Au début du film, vous dites : « Si vous croyez dans les personnages du film, je jure de vous dire toute la vérité. Enfin, la leur. » La vérité face aux arrangements avec la vérité est un thème central du film…
La famille Boltanski, comme la mienne, issue de la migration européenne et originaire de Pologne, a dû reconstruire son histoire. Quand j’ai décidé d’aller à Varsovie pour fouiller les archives et en apprendre davantage sur mes origines, j’ai découvert à quel point la réalité est teintée de mensonges et de demi-vérités. Lorsque mes grands-parents sont arrivés en Suisse, ils ont tout rebâti à partir de fausses cartes d’identité et de récits remaniés sur ce qui s’était réellement passé en Pologne avant leur départ.

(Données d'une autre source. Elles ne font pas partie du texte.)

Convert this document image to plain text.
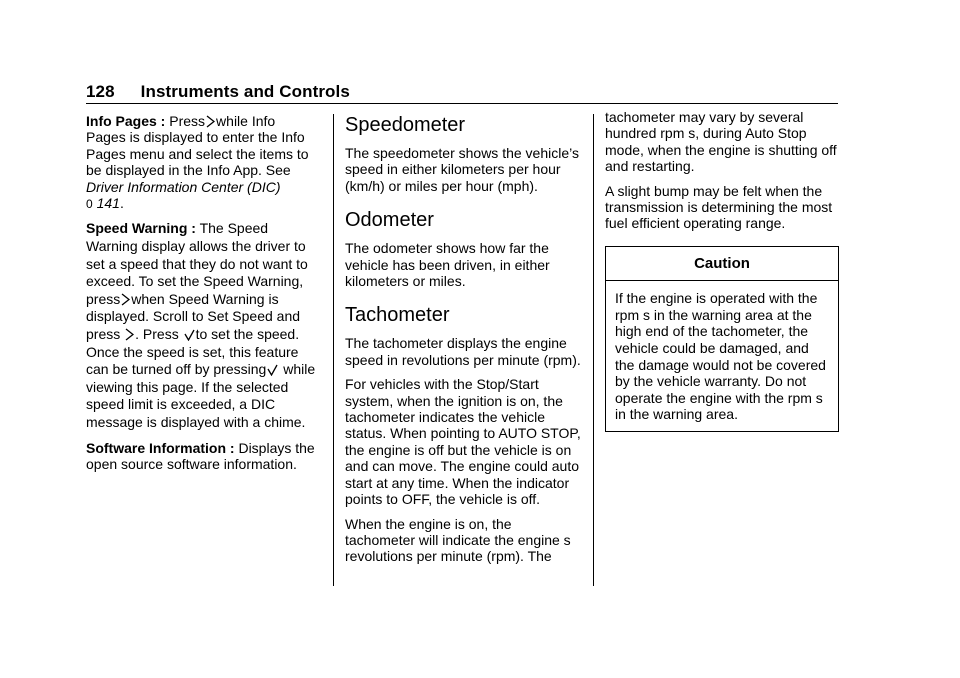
128 Instruments and Controls

Info Pages : Press while Info Pages is displayed to enter the Info Pages menu and select the items to be displayed in the Info App. See Driver Information Center (DIC)
0 141.

Speed Warning : The Speed Warning display allows the driver to set a speed that they do not want to exceed. To set the Speed Warning, press when Speed Warning is displayed. Scroll to Set Speed and press . Press to set the speed. Once the speed is set, this feature can be turned off by pressing while viewing this page. If the selected speed limit is exceeded, a DIC message is displayed with a chime.

Software Information : Displays the open source software information.

Speedometer

The speedometer shows the vehicle’s speed in either kilometers per hour (km/h) or miles per hour (mph).

Odometer

The odometer shows how far the vehicle has been driven, in either kilometers or miles.

Tachometer

The tachometer displays the engine speed in revolutions per minute (rpm).

For vehicles with the Stop/Start system, when the ignition is on, the tachometer indicates the vehicle status. When pointing to AUTO STOP, the engine is off but the vehicle is on and can move. The engine could auto start at any time. When the indicator points to OFF, the vehicle is off.

When the engine is on, the tachometer will indicate the engine s revolutions per minute (rpm). The

tachometer may vary by several hundred rpm s, during Auto Stop mode, when the engine is shutting off and restarting.

A slight bump may be felt when the transmission is determining the most fuel efficient operating range.

Caution
If the engine is operated with the rpm s in the warning area at the high end of the tachometer, the vehicle could be damaged, and the damage would not be covered by the vehicle warranty. Do not operate the engine with the rpm s in the warning area.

À un moment donné, il faut choisir pour soi-même quelle est la réalité, quelle est notre histoire. Et bien sûr, toute tentative de reconstruction implique une part de fiction, des choix de narration et des directions à prendre. Par exemple, j’ai renoncé à explorer l’origine juive de mon père, car cela était trop complexe à retracer. J’ai donc accepté l’idée que ma famille a peut-être un lien avec la communauté juive, sans savoir exactement lequel ni d’où il provient. Mais mon frère ou ma sœur perçoivent peut-être les choses différemment et privilégient une autre partie de notre histoire pour se définir.
C’est ce que j’aime dans le livre de Boltanski : la manière dont la fiction se mêle à la réalité sans que cela ne pose problème. Ce n’en est pas moins juste. Comme le disait Jacques Lacan : « La manière de raconter une histoire est aussi importante que l’histoire elle-même. » Faire un film sur la famille Boltanski dit quelque chose de moi, tout comme le choix de situer l’intrigue en Mai 68 reflète une lecture de la société actuelle en écho à cette période.
Pourquoi Paris en 1968 est-il important aujourd’hui ? Quel est votre lien spécifique avec ce lieu et cette période ?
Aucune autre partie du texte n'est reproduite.